The Sri Lankan government has announced plans to reduce the Goods and Services Tax (GST) in its 2025 budget, aiming to provide financial relief to consumers, particularly on essential goods and services. This proposal is expected to be complemented by innovative measures designed to compensate for the resulting revenue shortfall. Sources indicate that the International Monetary Fund (IMF) has endorsed the plan, reflecting confidence in the government’s ability to maintain fiscal stability.
Under the proposed changes, the GST will be restructured into three rates. Essential goods and services will benefit from a significantly reduced rate, offering direct relief to households.

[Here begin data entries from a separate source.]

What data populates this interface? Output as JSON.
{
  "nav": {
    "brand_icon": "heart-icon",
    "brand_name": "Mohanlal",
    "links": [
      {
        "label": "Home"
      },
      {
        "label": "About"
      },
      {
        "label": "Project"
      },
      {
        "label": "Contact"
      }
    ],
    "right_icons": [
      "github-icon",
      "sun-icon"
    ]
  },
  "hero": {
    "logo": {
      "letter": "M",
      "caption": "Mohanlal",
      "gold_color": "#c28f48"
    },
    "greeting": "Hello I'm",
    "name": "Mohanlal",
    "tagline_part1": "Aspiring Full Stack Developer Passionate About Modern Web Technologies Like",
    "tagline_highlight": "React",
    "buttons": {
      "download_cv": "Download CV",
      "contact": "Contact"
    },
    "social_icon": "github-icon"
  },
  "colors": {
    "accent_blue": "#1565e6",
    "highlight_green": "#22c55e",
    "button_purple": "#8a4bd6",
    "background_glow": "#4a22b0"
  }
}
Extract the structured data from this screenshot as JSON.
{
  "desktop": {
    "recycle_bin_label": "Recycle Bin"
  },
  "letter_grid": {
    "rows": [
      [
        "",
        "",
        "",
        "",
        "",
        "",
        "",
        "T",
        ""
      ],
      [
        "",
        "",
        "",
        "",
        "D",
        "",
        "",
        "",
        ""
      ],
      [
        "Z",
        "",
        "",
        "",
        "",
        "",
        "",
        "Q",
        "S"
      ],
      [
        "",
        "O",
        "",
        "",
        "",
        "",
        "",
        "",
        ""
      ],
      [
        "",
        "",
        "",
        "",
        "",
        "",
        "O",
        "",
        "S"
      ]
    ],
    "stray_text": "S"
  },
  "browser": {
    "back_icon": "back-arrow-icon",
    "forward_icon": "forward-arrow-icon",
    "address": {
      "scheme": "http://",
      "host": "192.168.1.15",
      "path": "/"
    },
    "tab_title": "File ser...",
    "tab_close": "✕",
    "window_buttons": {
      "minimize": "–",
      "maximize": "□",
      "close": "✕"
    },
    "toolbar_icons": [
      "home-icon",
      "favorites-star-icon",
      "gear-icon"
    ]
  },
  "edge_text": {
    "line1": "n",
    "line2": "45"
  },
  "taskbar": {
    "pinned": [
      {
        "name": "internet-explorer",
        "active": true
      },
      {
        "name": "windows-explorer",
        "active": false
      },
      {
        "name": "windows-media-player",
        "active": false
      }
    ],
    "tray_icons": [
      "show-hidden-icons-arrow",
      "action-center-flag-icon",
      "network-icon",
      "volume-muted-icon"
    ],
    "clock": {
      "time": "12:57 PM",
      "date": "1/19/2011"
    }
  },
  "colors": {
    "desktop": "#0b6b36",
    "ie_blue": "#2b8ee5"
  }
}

Other goods and services will see a moderate reduction, while a standard rate will be applied to luxury and non-essential items. This differentiated approach seeks to balance consumer relief with the need to sustain government revenues.
To address the loss in tax revenue from the GST reduction, the government is preparing a series of alternative revenue-generation strategies. These include expanding the tax base by targeting sectors that have previously been untaxed, enhancing tax compliance and enforcement, introducing levies on digital transactions and e-commerce, and increasing excise duties on non-essential goods such as tobacco and alcohol. The government has assured that these measures will not place an undue burden on low- and middle-income earners.
President Anura Kumara Dissanayake is scheduled to present the 2025 budget proposal to Parliament on February 17. This initiative aligns with the administration’s broader economic goals of fostering equitable growth and promoting consumer welfare. The reduction in GST is anticipated to stimulate domestic consumption and provide relief to businesses facing high operating costs. However, economists warn that the success of the plan hinges on the effective implementation of alternative revenue mechanisms to avoid fiscal imbalances. The budget proposal represents a significant shift in taxation policy, aiming to balance public welfare with economic stability.